Dear friend/person who read something I was quoted as saying in the media/random blogger:

Thank you so much for your thoughts on the state of the housing market. I was most impressed with your emphatic declaration that real estate is currently overpriced and that the nearly 70 percent of Americans who own their own homes are "just a bunch of ninnies."

It is not always easy to be smarter than two-thirds of the country, but you, with your smug declaration that you would "continue renting till prices fall 50%" are clearly some kind of exceptionally far-sighted genius.

The fact that you may have previously come to me as a potential client, only to be told that your target housing would cost five times your annual income, does not weigh in on this debate, I’m sure.

No, you may not have had the wisdom to pull your salary up or your desires down to get your income in line with a starter home; how could you have, when you were using that gigantic brainpower of yours to declare that home prices would keep falling till 2010?

When I first got out of college I went to work on Wall Street. I missed the crash of ’87 but was in the office for the mini-crash of ’88, where grown men (and they were mostly men) who had been in the business for 20 years stopped what they were doing to gather around a computer screen to watch a line go down, down, down.
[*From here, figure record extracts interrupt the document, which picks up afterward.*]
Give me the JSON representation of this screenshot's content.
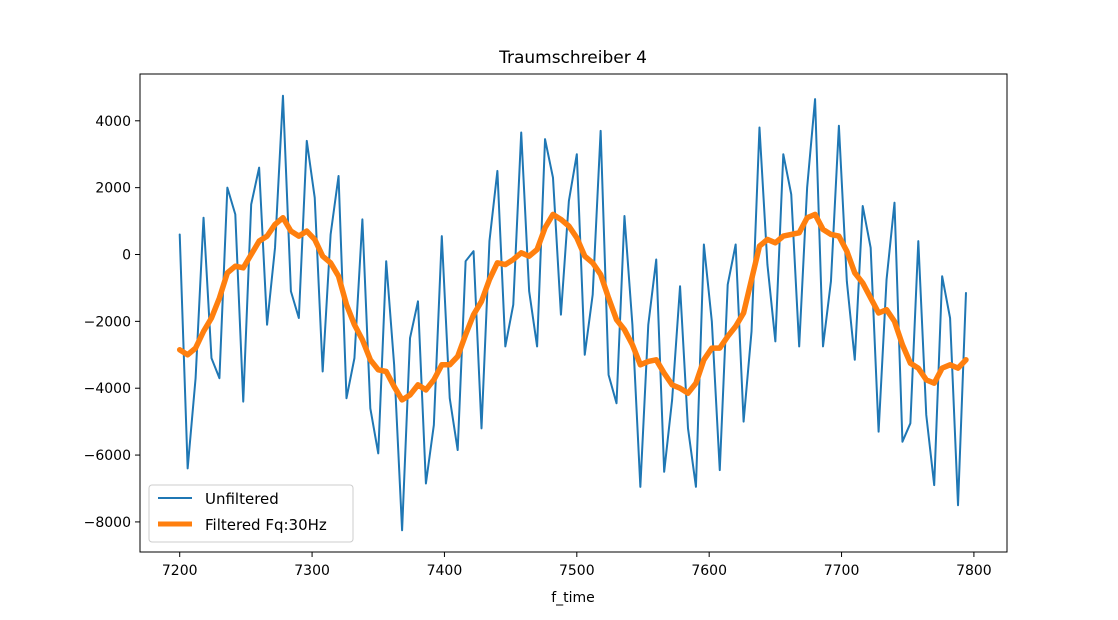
{
  "chart_data": {
    "type": "line",
    "title": "Traumschreiber 4",
    "xlabel": "f_time",
    "ylabel": "",
    "xlim": [
      7170,
      7825
    ],
    "ylim": [
      -8900,
      5400
    ],
    "xticks": [
      7200,
      7300,
      7400,
      7500,
      7600,
      7700,
      7800
    ],
    "yticks": [
      -8000,
      -6000,
      -4000,
      -2000,
      0,
      2000,
      4000
    ],
    "xtick_labels": [
      "7200",
      "7300",
      "7400",
      "7500",
      "7600",
      "7700",
      "7800"
    ],
    "ytick_labels": [
      "−8000",
      "−6000",
      "−4000",
      "−2000",
      "0",
      "2000",
      "4000"
    ],
    "grid": false,
    "legend_position": "lower-left",
    "series": [
      {
        "name": "Unfiltered",
        "color": "#1f77b4",
        "x": [
          7200,
          7206,
          7212,
          7218,
          7224,
          7230,
          7236,
          7242,
          7248,
          7254,
          7260,
          7266,
          7272,
          7278,
          7284,
          7290,
          7296,
          7302,
          7308,
          7314,
          7320,
          7326,
          7332,
          7338,
          7344,
          7350,
          7356,
          7362,
          7368,
          7374,
          7380,
          7386,
          7392,
          7398,
          7404,
          7410,
          7416,
          7422,
          7428,
          7434,
          7440,
          7446,
          7452,
          7458,
          7464,
          7470,
          7476,
          7482,
          7488,
          7494,
          7500,
          7506,
          7512,
          7518,
          7524,
          7530,
          7536,
          7542,
          7548,
          7554,
          7560,
          7566,
          7572,
          7578,
          7584,
          7590,
          7596,
          7602,
          7608,
          7614,
          7620,
          7626,
          7632,
          7638,
          7644,
          7650,
          7656,
          7662,
          7668,
          7674,
          7680,
          7686,
          7692,
          7698,
          7704,
          7710,
          7716,
          7722,
          7728,
          7734,
          7740,
          7746,
          7752,
          7758,
          7764,
          7770,
          7776,
          7782,
          7788,
          7794
        ],
        "values": [
          600,
          -6400,
          -3700,
          1100,
          -3100,
          -3700,
          2000,
          1200,
          -4400,
          1500,
          2600,
          -2100,
          200,
          4750,
          -1100,
          -1900,
          3400,
          1700,
          -3500,
          600,
          2350,
          -4300,
          -3100,
          1050,
          -4600,
          -5950,
          -200,
          -3300,
          -8250,
          -2500,
          -1400,
          -6850,
          -5100,
          550,
          -4300,
          -5850,
          -200,
          100,
          -5200,
          400,
          2500,
          -2750,
          -1500,
          3650,
          -1100,
          -2750,
          3450,
          2300,
          -1800,
          1600,
          3000,
          -3000,
          -1200,
          3700,
          -3600,
          -4450,
          1150,
          -2100,
          -6950,
          -2100,
          -150,
          -6500,
          -4350,
          -950,
          -5200,
          -6950,
          300,
          -2000,
          -6450,
          -900,
          300,
          -5000,
          -2300,
          3800,
          -300,
          -2600,
          3000,
          1800,
          -2750,
          2000,
          4650,
          -2750,
          -800,
          3850,
          -800,
          -3150,
          1450,
          200,
          -5300,
          -750,
          1550,
          -5600,
          -5050,
          400,
          -4800,
          -6900,
          -650,
          -1900,
          -7500,
          -1150
        ]
      },
      {
        "name": "Filtered Fq:30Hz",
        "color": "#ff7f0e",
        "x": [
          7200,
          7206,
          7212,
          7218,
          7224,
          7230,
          7236,
          7242,
          7248,
          7254,
          7260,
          7266,
          7272,
          7278,
          7284,
          7290,
          7296,
          7302,
          7308,
          7314,
          7320,
          7326,
          7332,
          7338,
          7344,
          7350,
          7356,
          7362,
          7368,
          7374,
          7380,
          7386,
          7392,
          7398,
          7404,
          7410,
          7416,
          7422,
          7428,
          7434,
          7440,
          7446,
          7452,
          7458,
          7464,
          7470,
          7476,
          7482,
          7488,
          7494,
          7500,
          7506,
          7512,
          7518,
          7524,
          7530,
          7536,
          7542,
          7548,
          7554,
          7560,
          7566,
          7572,
          7578,
          7584,
          7590,
          7596,
          7602,
          7608,
          7614,
          7620,
          7626,
          7632,
          7638,
          7644,
          7650,
          7656,
          7662,
          7668,
          7674,
          7680,
          7686,
          7692,
          7698,
          7704,
          7710,
          7716,
          7722,
          7728,
          7734,
          7740,
          7746,
          7752,
          7758,
          7764,
          7770,
          7776,
          7782,
          7788,
          7794
        ],
        "values": [
          -2850,
          -3000,
          -2800,
          -2300,
          -1900,
          -1300,
          -550,
          -350,
          -400,
          0,
          400,
          550,
          900,
          1100,
          700,
          550,
          700,
          450,
          -50,
          -250,
          -650,
          -1500,
          -2100,
          -2550,
          -3150,
          -3450,
          -3500,
          -3950,
          -4350,
          -4200,
          -3900,
          -4050,
          -3750,
          -3300,
          -3300,
          -3050,
          -2400,
          -1800,
          -1400,
          -750,
          -250,
          -300,
          -150,
          50,
          -50,
          150,
          800,
          1200,
          1050,
          850,
          500,
          -50,
          -250,
          -600,
          -1300,
          -1950,
          -2250,
          -2700,
          -3300,
          -3200,
          -3150,
          -3550,
          -3900,
          -4000,
          -4150,
          -3850,
          -3150,
          -2800,
          -2800,
          -2450,
          -2150,
          -1750,
          -750,
          250,
          450,
          350,
          550,
          600,
          650,
          1100,
          1200,
          750,
          600,
          550,
          100,
          -550,
          -850,
          -1300,
          -1750,
          -1650,
          -2000,
          -2700,
          -3250,
          -3400,
          -3750,
          -3850,
          -3400,
          -3300,
          -3400,
          -3150
        ]
      }
    ]
  }
}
That was a bad market day, the kind we used to say would drive investors "out on the ledges."

Well, clearly housing has cycles just as stocks do. The fact that America’s real estate is in a slide is best illuminated by the statistic that last year home prices went down, the first annual decrease since the Great Depression.
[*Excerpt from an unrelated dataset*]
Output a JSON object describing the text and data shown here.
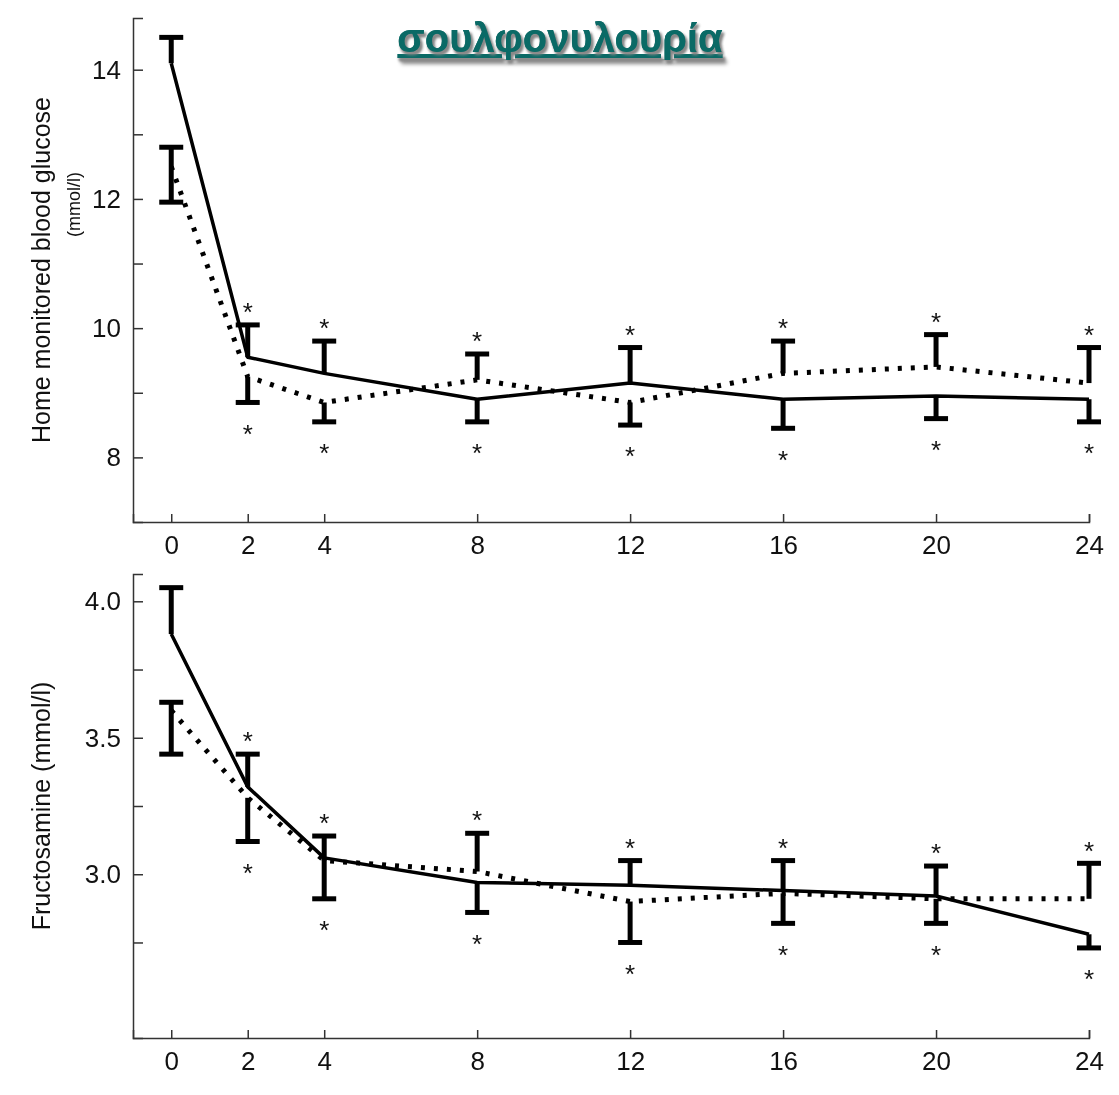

But it really doesn’t mean that all market activity has ceased. Existing homes may be selling at a pace of only 5 million a year, but honestly, that’s enough business for me that you can stop cracking jokes about my needing to learn to flip burgers for a living.

What’s more, not all of those home sales are the painful struggles that you imagine them to be. I know I’m in the Northeast, which has been spared some of the pain, but things up here that are listed at decent prices still go pretty quickly. I listed my suburban house at 3 percent less than my Realtor advised — yup, I wouldn’t sell outside of my own real estate territory, just like a doctor wouldn’t cut out his own appendix — and I got an offer the week after I listed.

Now, giving up that 3 percent didn’t make me happy, and the price my Realtor advised was probably 10 percent less than it would have been a year ago. But that 13 percent off the peak is still 50 percent higher than when I bought, ninny that I was.

But these are joys that you too can experience, the gut-wrenching thrill of watching neighborhood prices pop up and slide down, when you become a homeowner. (You can also experience the unique frisson of watching money you thought you were going to vacation on turn into roof shingles instead.)

Until then, don’t act supercilious and tell me, "oh, everything’s overpriced, I’m not a buyer." True, some listings are overpriced, but the ones that aren’t are attracting people who have kids and need more space, or people who have to move for their jobs. I’m a homeowner because paying a mortgage is my way of hiding money from myself, and the monthly loan payment is made in dollars that would otherwise get frittered away on shoes and sushi.

Even as the market cycles up and down, I’m building equity, and in 30 years I expect to be richer than I am now. Even as the real estate market is getting stomped on, nearly 5 million people like me are around. You tell me at these prices you’re not a buyer? Honey, you never were.

Alison Rogers is a licensed salesperson and author of "Diary of a Real Estate Rookie."